Many of the mission's first orphans had fled communist attacks on their mountain homes which had either killed their parents or left their parents too impoverished to care for their children.

The mission also took in many abandoned babies, mostly girls, who were were either given to the Sisters directly or left at the compound's gates. The infants that were beyond help received baptism and as much comfort as possible until they passed away. Sr. Virginia holds one such infant in this image. Healthy babies would be placed with a nurse until they turned three-years-old, and then the child would return to live at the orphanage.

Handwriting on the back of this photograph shows the adoration the Sisters held for the children under their care, as the Sister addresses the orphans in this picure as her "darlings."
When conflicts in China would later force the Sisters to place the children in other missions or Christian homes, the March 1945 publication of the Pittsburgh Bulletin of the Holy Childhood Association reported that both sides shed heartbroken tears, as neither wanted to part from the other.

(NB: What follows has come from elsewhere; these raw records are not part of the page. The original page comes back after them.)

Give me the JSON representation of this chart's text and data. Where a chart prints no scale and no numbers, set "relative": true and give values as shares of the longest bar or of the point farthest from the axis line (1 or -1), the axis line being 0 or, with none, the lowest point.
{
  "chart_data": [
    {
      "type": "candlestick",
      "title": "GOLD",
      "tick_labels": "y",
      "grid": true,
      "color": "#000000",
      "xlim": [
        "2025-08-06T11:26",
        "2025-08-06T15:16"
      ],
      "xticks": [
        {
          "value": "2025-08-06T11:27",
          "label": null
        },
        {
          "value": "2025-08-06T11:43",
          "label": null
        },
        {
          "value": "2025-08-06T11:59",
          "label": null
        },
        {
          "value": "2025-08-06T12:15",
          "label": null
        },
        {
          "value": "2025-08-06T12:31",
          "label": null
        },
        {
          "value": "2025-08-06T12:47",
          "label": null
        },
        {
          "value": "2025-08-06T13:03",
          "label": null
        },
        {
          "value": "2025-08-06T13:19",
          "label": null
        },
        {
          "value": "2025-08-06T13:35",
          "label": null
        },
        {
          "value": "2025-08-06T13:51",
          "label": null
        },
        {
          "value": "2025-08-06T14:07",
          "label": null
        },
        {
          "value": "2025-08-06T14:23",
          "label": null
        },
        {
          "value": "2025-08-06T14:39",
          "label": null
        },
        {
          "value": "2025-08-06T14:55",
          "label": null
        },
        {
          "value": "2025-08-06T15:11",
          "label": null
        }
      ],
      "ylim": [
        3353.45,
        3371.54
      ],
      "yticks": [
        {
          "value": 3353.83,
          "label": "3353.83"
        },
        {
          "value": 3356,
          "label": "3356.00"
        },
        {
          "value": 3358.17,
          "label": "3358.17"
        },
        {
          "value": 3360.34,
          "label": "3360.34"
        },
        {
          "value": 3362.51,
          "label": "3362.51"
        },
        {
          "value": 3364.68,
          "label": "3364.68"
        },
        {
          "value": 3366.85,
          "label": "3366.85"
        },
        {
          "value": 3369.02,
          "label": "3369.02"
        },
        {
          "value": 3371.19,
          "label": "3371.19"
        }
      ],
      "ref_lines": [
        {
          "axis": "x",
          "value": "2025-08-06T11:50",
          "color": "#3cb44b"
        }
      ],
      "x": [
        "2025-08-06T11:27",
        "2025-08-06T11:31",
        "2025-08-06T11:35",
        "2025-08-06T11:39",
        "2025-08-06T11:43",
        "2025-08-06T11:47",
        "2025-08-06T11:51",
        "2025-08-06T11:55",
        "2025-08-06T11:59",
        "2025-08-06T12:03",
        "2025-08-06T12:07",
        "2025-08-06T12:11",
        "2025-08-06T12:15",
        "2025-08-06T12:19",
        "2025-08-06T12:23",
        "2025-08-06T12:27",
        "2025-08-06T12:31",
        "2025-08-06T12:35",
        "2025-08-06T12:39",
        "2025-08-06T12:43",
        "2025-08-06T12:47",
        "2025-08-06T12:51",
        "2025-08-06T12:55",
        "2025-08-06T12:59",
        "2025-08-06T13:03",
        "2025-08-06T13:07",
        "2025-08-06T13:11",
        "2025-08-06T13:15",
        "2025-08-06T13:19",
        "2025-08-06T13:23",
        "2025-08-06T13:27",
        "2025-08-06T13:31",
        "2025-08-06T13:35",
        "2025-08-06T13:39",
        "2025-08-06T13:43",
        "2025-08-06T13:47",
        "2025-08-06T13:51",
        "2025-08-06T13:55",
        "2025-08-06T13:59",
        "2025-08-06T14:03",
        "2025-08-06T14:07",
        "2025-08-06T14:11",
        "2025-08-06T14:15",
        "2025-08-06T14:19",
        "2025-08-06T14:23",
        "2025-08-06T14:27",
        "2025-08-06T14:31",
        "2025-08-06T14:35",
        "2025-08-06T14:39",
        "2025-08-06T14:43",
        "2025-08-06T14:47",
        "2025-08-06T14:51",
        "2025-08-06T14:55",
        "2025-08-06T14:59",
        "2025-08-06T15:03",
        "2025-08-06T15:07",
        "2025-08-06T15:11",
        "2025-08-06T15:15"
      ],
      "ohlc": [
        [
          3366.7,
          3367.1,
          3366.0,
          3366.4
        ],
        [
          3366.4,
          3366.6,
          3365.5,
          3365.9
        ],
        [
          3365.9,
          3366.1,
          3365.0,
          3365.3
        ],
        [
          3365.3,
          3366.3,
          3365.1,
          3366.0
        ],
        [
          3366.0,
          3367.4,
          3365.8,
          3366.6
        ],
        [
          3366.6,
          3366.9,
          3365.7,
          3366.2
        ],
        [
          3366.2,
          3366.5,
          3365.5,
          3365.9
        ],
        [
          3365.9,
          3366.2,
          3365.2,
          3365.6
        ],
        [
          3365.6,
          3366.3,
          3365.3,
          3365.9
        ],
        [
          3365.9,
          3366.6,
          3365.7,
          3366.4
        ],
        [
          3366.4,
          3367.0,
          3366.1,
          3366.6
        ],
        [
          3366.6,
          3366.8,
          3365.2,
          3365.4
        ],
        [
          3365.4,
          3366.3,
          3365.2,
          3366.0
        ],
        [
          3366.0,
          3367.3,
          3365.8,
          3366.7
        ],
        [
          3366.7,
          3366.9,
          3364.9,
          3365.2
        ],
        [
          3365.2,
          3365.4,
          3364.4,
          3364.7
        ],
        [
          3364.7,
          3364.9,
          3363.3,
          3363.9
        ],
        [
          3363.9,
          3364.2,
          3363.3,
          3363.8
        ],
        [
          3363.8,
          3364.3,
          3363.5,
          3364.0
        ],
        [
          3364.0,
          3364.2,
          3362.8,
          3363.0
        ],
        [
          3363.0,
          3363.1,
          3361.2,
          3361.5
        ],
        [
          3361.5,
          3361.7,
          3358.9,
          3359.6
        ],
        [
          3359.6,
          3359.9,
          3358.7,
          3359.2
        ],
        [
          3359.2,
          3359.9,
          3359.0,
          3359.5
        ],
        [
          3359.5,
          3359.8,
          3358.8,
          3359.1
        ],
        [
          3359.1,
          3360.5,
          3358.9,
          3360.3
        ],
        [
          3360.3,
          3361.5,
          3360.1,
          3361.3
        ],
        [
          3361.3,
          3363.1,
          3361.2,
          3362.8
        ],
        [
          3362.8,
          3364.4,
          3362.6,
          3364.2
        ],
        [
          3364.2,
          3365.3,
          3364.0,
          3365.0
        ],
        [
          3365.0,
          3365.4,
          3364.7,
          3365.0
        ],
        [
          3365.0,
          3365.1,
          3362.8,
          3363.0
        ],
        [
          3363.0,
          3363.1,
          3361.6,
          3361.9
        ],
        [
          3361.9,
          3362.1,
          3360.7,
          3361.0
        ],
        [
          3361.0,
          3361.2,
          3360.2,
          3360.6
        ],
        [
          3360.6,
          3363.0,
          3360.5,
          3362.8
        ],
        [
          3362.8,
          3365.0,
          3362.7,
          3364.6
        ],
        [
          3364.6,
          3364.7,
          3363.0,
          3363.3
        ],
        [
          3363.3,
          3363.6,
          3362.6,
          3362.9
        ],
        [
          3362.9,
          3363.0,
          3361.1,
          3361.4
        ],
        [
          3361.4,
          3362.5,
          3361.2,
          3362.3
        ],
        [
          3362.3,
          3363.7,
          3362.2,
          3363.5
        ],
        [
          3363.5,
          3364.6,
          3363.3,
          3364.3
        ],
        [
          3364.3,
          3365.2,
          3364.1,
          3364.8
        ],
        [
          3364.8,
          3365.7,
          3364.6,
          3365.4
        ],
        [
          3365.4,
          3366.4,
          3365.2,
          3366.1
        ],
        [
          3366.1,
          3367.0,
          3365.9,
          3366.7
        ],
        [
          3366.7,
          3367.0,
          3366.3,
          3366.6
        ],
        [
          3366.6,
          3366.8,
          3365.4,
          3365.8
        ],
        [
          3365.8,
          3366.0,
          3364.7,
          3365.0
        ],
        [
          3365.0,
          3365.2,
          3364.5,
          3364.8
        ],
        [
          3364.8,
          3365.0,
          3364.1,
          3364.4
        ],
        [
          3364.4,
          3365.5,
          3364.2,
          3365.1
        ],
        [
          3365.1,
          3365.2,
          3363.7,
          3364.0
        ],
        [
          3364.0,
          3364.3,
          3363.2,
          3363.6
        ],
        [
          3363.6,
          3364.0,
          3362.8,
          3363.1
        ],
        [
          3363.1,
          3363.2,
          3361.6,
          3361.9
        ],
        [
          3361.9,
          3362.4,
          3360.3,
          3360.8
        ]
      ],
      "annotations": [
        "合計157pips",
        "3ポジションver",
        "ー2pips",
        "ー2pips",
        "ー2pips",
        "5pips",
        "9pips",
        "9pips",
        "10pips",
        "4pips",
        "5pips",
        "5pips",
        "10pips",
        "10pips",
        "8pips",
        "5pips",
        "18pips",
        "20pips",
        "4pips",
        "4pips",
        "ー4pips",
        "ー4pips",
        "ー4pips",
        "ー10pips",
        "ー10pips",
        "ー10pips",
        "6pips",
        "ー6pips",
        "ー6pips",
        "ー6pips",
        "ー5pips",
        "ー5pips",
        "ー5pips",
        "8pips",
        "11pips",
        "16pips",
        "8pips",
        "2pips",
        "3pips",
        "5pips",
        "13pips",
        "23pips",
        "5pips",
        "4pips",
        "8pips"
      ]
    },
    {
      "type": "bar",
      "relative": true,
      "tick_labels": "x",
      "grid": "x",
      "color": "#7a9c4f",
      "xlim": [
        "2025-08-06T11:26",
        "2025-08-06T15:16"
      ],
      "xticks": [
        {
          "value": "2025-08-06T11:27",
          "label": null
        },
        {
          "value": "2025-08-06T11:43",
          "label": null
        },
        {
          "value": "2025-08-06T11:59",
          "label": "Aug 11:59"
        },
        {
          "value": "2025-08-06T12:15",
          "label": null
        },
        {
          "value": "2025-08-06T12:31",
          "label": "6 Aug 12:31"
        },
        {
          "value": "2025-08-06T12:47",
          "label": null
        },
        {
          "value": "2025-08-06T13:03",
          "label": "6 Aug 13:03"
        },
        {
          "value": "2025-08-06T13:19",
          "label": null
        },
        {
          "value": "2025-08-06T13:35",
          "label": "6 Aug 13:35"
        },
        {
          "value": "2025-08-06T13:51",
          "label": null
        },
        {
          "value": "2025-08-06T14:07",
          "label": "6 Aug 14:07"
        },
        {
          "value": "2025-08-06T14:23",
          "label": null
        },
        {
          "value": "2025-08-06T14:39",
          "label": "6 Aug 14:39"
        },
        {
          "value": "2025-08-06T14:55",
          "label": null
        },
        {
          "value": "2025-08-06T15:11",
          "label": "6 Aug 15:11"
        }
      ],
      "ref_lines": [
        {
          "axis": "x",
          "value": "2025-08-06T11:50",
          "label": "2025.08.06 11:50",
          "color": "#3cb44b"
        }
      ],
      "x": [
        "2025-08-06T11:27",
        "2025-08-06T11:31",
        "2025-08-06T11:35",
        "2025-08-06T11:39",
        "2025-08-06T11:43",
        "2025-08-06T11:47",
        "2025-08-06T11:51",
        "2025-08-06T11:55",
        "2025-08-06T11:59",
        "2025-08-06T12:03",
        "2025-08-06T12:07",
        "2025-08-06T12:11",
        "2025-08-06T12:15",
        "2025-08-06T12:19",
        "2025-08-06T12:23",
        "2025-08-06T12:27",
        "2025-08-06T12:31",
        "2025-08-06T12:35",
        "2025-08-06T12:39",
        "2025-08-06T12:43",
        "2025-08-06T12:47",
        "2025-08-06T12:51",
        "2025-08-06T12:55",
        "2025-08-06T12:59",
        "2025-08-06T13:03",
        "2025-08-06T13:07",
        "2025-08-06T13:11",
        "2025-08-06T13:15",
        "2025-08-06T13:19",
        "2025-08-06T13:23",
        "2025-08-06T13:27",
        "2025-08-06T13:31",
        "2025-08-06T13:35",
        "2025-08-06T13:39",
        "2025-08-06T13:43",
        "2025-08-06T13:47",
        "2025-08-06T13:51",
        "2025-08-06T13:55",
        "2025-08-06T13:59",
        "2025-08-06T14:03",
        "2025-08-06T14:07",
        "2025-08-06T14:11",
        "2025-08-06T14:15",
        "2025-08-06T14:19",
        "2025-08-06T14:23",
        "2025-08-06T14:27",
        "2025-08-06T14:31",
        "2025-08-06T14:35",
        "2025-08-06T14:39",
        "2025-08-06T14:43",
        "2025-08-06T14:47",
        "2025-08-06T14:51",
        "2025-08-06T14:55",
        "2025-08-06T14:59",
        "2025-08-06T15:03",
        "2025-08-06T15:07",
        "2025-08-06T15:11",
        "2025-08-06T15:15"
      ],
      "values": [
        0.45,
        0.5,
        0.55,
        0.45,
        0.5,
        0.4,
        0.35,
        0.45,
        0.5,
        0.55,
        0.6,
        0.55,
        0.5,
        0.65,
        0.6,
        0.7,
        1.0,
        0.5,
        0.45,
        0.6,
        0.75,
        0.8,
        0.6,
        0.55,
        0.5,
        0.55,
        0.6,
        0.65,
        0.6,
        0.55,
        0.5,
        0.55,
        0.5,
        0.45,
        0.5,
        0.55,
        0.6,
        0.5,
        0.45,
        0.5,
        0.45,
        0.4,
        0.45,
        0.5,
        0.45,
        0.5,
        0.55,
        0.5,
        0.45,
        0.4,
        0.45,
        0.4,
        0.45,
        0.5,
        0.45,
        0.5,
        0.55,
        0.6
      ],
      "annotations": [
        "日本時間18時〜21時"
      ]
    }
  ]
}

Four native Chinese girls stand here as Novices. Around a month after this picture was taken, on March 19, 1947, these Novices would take part in a Retreat and Profession inside a chapel filled with the Dominican Sisters, the Novices' families, a newspaper reporter, and others. Father Dominic Chang, O.P., performed the Retreat in Chinese. The Profession of Sisters was the first of its kind at the mission.
The new Chinese Sisters began teaching Doctrine five days after their profession. They would teach women who came to the compound for classes, teach in homes on the outside where two to three people who could not travel to the compound would gather for religious classes, and would teach to old ladies who lived in government homes.